Aleph2 (ikanow-aleph2) 2.6.1606108+ must be installed.

  1. Create a directory /usr/hdp/current/lib/

  2. Download v2.2.0 of the elasticsearch hadoop install ZIP from here

  3. Unzip the ZIP and copy elasticsearch-hadoop-2.2.0.jar into /usr/hdp/current/lib/

  4. In Ambari, under the Hive service, config tab, advanced sub-tab, find the "hive-env template" setting (under "Advanced hive-env", and add the following line before export METASTORE_PORT={{hive_metastore_port}}:

    export HIVE_AUX_JARS_PATH="$HIVE_AUX_JARS_PATH:/usr/hdp/current/lib/elasticsearch-hadoop-2.2.0.jar:/usr/hdp/2.3.0.0-2557/hive/lib/commons-httpclient-3.0.1.jar"
    
  5. Restart the Hive services as prompted

  6. Install Hive clients on all Aleph2 nodes that run the ikanow-aleph2 daemon

On each of the Aleph2 nodes that run the ikanow-aleph2 daemon (eg the API nodes), create a symlink from /opt/aleph2-home/yarn-config to ln -sf /usr/hdp/current/hive-client/conf/hive-site.xml, eg

cd /opt/aleph2-home/yarn-config; ln -sf /usr/hdp/current/hive-client/conf/hive-site.xml

Bucket-level integration

This is described here (basic) and here (advanced).

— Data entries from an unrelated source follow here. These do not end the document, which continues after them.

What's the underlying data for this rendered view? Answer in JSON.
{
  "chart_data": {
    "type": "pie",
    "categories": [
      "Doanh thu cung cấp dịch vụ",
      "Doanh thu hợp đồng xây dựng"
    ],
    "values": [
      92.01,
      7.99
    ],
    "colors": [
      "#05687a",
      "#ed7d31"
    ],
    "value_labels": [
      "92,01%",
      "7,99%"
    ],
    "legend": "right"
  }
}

ZoomData/Data Warehouse integration

This section describes how to integrate the ZoomData BI tool into Aleph2.

ZoomData/Hive

Create a home folder in HDFS for the user anonymous:

runuser hdfs -s /bin/sh -c "hadoop fs -mkdir /user/anonymous"
runuser hdfs -s /bin/sh -c "hadoop fs -chown anonymous /user/anonymous"

In the UI, create a "SPARKSQL" source ("HIVE_ON_TEZ" also works though is disabled by default and need to be enabled from the admin console - and it is equivalent in functionality to the "SPARKSQL" source)

In the source configuration, the JDBC URL should look like: jdbc:hive2://<HIVE2-SERVER-NAME>:10000

where HIVE2-SERVER-NAME can be found by looking in Ambari, Hive service, click on "HiveServer2" link.

User name and password should be left blank.

The available collections will be listed in "usual" Aleph2 signature format, eg /bucket/test/batch_flume_test generates the unique signature ``.

NOTE: Currently it is not be possible to handle nested fields using the UI. There is a workaround, which is to select "Custom SQL" and type something like

SELECT address.city,address.country,email.emailid FROM <BUCKET SIGNATURE>

ZoomData are considering fixing this (also an issue for SparkSQL) but there is no ETA.

NOTE I initially had some issues with Hive "TIMESTAMP" field - I think it cached an empty field and I had to log in/out and renamed the field to make it pick it up correctly.

ZoomData/Elasticsearch

Where possible, the Elasticsearch connector should be used as it is much faster. However there are also currently significant limitations.

Configuration is similar to above except the "ELASTICSEARCH" source is used.

Note the following bugs/limitations:

  • Objects with nested objects seem to cause problems with 2.0.19 - their support sa
  • It is currently not possible to select aliases, which means that timesliced buckets and "ping pong" buckets (analytic_thread.jobs.output.preserve_existing_data: false) cannot be well supported (you can handle timesliced buckets one time, and create 2 sources for the 2 ping/pong buffers and then switch between the manually).

ZoomData/SparkSQL

This integration is not currently supported by Aleph2.